Несмотря на то, что он не раз тут бывал, Эдам пропустил поворот на проселок, ведший к Уайвис-холлу. Поворот был где-то на участке между Нунзом и Хадли, но из-за того, что за прошедшее время обочины слишком заросли, все выглядело по-другому. Они проехали вперед примерно милю, пока не показался поселок из нескольких домов с названием Милл-ин-зе-Питл, и Руфус, развернувшись, спросил, что значит «питл». Эдам ответил, что посмотрит в словаре. Он велел Руфусу медленно ехать вперед и на этот раз заметил справа почти двухметровый проем в живой изгороди, скрытый за росшим вверх купырем и свисавшей сверху бузиной. Деревянный почтовый ящик на ноге и с дверцей на крючке, куда складывали письма и газеты и приносили молоко для Хилберта, стоял на месте. Когда Эдам был маленьким, его иногда по утрам посылали к этому ящику за почтой, и он брал с собой специальную плетеную корзину для молочных бутылок.

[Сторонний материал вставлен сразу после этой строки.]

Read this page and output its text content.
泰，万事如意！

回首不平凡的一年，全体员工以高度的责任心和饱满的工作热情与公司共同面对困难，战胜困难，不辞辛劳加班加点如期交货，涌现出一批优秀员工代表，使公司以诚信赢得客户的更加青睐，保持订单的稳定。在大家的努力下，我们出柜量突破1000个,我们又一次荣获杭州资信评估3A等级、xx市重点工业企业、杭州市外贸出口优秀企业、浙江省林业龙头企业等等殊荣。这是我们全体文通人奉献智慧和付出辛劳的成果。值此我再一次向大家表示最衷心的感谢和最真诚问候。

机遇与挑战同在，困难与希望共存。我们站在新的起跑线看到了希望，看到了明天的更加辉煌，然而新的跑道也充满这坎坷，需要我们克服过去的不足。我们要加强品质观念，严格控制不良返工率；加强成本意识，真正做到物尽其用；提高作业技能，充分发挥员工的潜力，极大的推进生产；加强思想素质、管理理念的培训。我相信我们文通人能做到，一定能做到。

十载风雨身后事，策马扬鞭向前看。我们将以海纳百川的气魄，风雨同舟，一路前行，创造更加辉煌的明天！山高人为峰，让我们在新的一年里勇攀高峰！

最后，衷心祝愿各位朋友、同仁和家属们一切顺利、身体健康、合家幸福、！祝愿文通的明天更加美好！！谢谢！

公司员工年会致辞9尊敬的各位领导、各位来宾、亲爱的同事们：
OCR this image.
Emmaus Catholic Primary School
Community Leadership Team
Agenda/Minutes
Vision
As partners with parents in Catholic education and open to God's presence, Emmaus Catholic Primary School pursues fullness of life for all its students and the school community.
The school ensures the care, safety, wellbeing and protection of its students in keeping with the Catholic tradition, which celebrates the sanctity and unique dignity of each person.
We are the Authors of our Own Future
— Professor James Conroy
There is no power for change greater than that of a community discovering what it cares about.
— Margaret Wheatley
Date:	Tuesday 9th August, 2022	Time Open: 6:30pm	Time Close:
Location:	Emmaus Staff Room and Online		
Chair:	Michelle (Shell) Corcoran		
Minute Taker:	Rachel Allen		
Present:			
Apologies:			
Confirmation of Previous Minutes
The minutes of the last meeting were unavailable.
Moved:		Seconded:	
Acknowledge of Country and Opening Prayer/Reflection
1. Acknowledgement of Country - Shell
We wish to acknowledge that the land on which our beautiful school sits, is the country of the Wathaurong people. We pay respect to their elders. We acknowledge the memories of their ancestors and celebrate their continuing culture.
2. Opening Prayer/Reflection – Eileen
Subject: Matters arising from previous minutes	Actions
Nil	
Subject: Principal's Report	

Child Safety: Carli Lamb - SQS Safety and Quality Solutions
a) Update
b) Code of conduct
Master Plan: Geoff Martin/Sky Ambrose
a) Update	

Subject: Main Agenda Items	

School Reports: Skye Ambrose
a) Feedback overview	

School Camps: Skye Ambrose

Больше ничто не указывало на то, что это Уайвис-холл.
– Почему это называется проселком? – спросил Руфус, закуривая новую сигарету. Все дорогу он курил одну за другой, Эдам выкурил одну или две с ним за компанию, хотя не любил совать себе в рот ничего горящего. Та же ситуация была и с «травкой». Ему нравилось ее действие, но курить ее он не любил.
– Не знаю, – сказал он. – Я не знаю, почему эту дорогу называют проселком.
– Можешь посмотреть в словаре, когда будешь искать, что такое «питл», – сказал Руфус.
По обеим сторонам проселок зарос купырем с белыми, похожими на зонтики цветами; они уже отцветали, и при малейшем движении над ними поднималось крохотное облачко. Запах у купыря был сладковатым, как у сахарной глазури, так в детстве пах торт на дне рождения, и его запах смешивался с ароматами взрослых. Все деревья были зелеными, листва дубов и берез – особенно сочной и яркой, липы усыпаны бледными желто-зелеными цветами. Хвойный лес выглядел так же, как всегда, он никогда не менялся, был темным и влажным, с узкими дорожками, по которым могло пройти животное не крупнее лисы. Деревья выросли как-то незаметно, хотя Эдаму казалось, что лес такой же, как и в его детстве, когда он ходил за молоком и когда в пасмурные дни ему казалось, что в лесу таится угроза. Уже тогда ему не нравилось заглядывать вглубь, он старался смотреть себе под ноги или вперед, потому что лес очень напоминал страшные чащи с иллюстраций к сказкам или из снов – те самые чащи, из которых выползают всякие твари.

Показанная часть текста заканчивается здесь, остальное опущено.